Penn Win American College Cricket Ivy League Championship
A cricket club was started by William "Rotch" Wister in 1842 at the University of Pennsylvania. Wister also began the Philadelphia Cricket Club, and with the Newhalls, the Germantown Cricket Club. A club was begun at Princeton in 1858 and one at Harvard in 1862.
A cricket club was formed at Cornell in 1903 (though there might have been one there before) and Cornell played Harvard for the first time in 1904. Harvard and Penn entered the American College Cricket Ivy League Championship with a history of cricket rivalry, though Penn seems to have been the stronger historically.
The Philadelphia Cricket Club, established in 1854 and in its current location from 1883, is the Lord’s of America - a treasure of American history, where the spirits of our early cricketers like John Bart King, George Wright, and George Patterson played what was the original American pastime - cricket!
American College Cricket President Lloyd Jodah reflected, "When I’m at the Philadelphia Cricket Club, I often just sit, think about, and imagine the cricket characters and history that took place here.
"It's a really special place for me. With this Ivy League Championship we're honouring my brother who died in January 2013, by playing for the Colin M. Jodah Trophy.
"Colin contributed a lot to American College Cricket."
So when Cornell faced off against Penn in the first ever Ivy League Championship for cricket (sponsored by Coca Cola, with supporting sponsor Dish Network and covered by TV Asia), it was more than a cricket game.
CORNELL vs University of PENNSYLVANIA
Cornell University batted first, and with the dewy outfield found scoring difficult. Sinha Roy (22) and A Gupta (14) were the main scorers, getting only one boundary each, on the beautiful but damp outfield. Gavish Sharma took two for seven as the Cornell Bears made 79 in 20 overs.
Veteran Gavish Sharma, a Wharton graduate playing as an alum, and Ruben Abraham batted sensibly to overhaul the Bears’ total without losing a wicket. Sharma’s 37 not out came off 36 balls with five fours; Abraham’s unbeaten 38 took 41 balls and included five fours.
Gavish Sharma (Penn) was the game's MVP.
HARVARD vs PRINCETON
Two more pioneering clubs (in US sports history) that were just restarted last year, took the field next to determine who would meet Penn in the Ivy League Finals.

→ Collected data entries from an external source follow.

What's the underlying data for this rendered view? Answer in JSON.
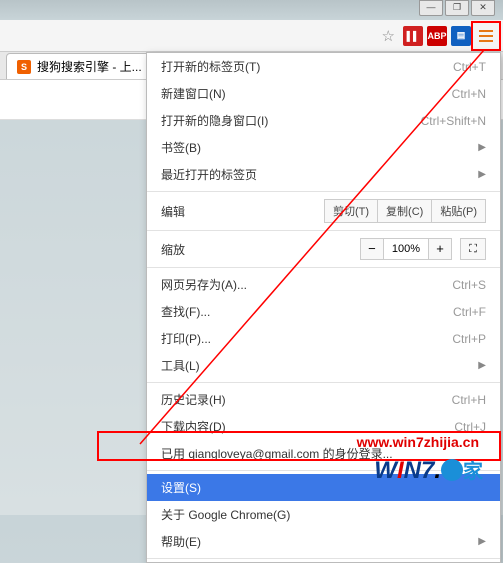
{
  "window": {
    "min": "—",
    "max": "❐",
    "close": "✕"
  },
  "toolbar": {
    "star": "☆",
    "ext1": "▌▌",
    "ext2": "ABP",
    "ext3": "▤"
  },
  "tab": {
    "favicon": "S",
    "title": "搜狗搜索引擎 - 上..."
  },
  "menu": {
    "new_tab": "打开新的标签页(T)",
    "new_tab_sc": "Ctrl+T",
    "new_window": "新建窗口(N)",
    "new_window_sc": "Ctrl+N",
    "incognito": "打开新的隐身窗口(I)",
    "incognito_sc": "Ctrl+Shift+N",
    "bookmarks": "书签(B)",
    "recent": "最近打开的标签页",
    "edit_label": "编辑",
    "cut": "剪切(T)",
    "copy": "复制(C)",
    "paste": "粘贴(P)",
    "zoom_label": "缩放",
    "zoom_minus": "−",
    "zoom_value": "100%",
    "zoom_plus": "+",
    "fullscreen": "⛶",
    "save_as": "网页另存为(A)...",
    "save_as_sc": "Ctrl+S",
    "find": "查找(F)...",
    "find_sc": "Ctrl+F",
    "print": "打印(P)...",
    "print_sc": "Ctrl+P",
    "tools": "工具(L)",
    "history": "历史记录(H)",
    "history_sc": "Ctrl+H",
    "downloads": "下载内容(D)",
    "downloads_sc": "Ctrl+J",
    "signed_in": "已用 qiangloveya@gmail.com 的身份登录...",
    "settings": "设置(S)",
    "about": "关于 Google Chrome(G)",
    "help": "帮助(E)"
  },
  "watermark": {
    "url": "www.win7zhijia.cn",
    "w": "W",
    "i": "I",
    "n": "N",
    "seven": "7",
    "jia": "家"
  }
}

Princeton batted first,and Captain Vaidhy Murti made 24 off 23 balls with four fours, Naman Jain struck 34 in 36 balls with three fours, as Princeton managed to get past the century mark, 107 in 20 overs. Simon Lock took two for 23 while Danny Yetman took two for 17.
Harvard was given a good start by Tyrel Dat (15),and Manik Kuchrooo (22), the openers putting up a partnership of 44.
However, a batting collapse was then engineered by Yogesh Goyal's three for 22. Goyal dismissed the set openers then number three batsman Sher Tareen, who had scored the most for Harvard for the season at this point.
Naman Jain’s two wickets for 17 helped make Harvard 84 for seven and Princeton was heading for an upset, their first victory over Harvard.
Danny Yetman strode confidently to the wicket, and with pulls backward of square, and steers to backward point, Danny struck four fours in his 18 not out to get Harvard to the winning total in 17.1 overs.
An amazing all round performance earned Danny Yetman the game MVP award. Danny only began playing the game a few years ago, mentored by his close friend Norris Guscutt.
FINALS – University of PENNSYLVANIA vs HARVARD
The ghosts of John Bart King, George Patterson, George Wright, William ‘Rotch’ Wister, the Newhalls and other luminaries of American cricket history must have been smiling as the brilliant sunshine heralded the Finals of the first cricket Ivy League Championship – Harvard vs Penn.
Penn’s openers celebrated the occasion by getting off to a rousing start, putting on 89 in 9.2 overs.
Veteran Gavish Sharma made 33 with three fours and a six in 28 balls whilse Ruben Abraham showed a plethora of exquisite shots scoring 78 in 59 balls, piercing the field for nine fours and lofting a six.
Previous club President Jay Dave contributed 18 as Penn set a massive total of 182 for five in their 20 overs. For Harvard Manik Kuchroo took three wickets for 35 runs.
Harvard never threatened the Penn total, with only Sher Tareen getting 30, off 35 balls with three fours. Roshan Rai took two for 16, and Meet Vora two for 20.
Despite good play by Harvard, Princeton & Cornel, the University of Pennsylvania asserted the dominance they enjoyed back in the 1800s and early 1900s over the other Ivy League schools and are the American College Cricket Ivy League Champions.
Penn's Ruben Abraham was declared the Finals MVP, and also the Ivy League Championship MVP.
The Colin M. Jodah Trophy, like other Awards, since 2011, for the Regionals, as well as Home and Away matches, will be presented during the Nationals' Finals in Fort Lauderdale in March.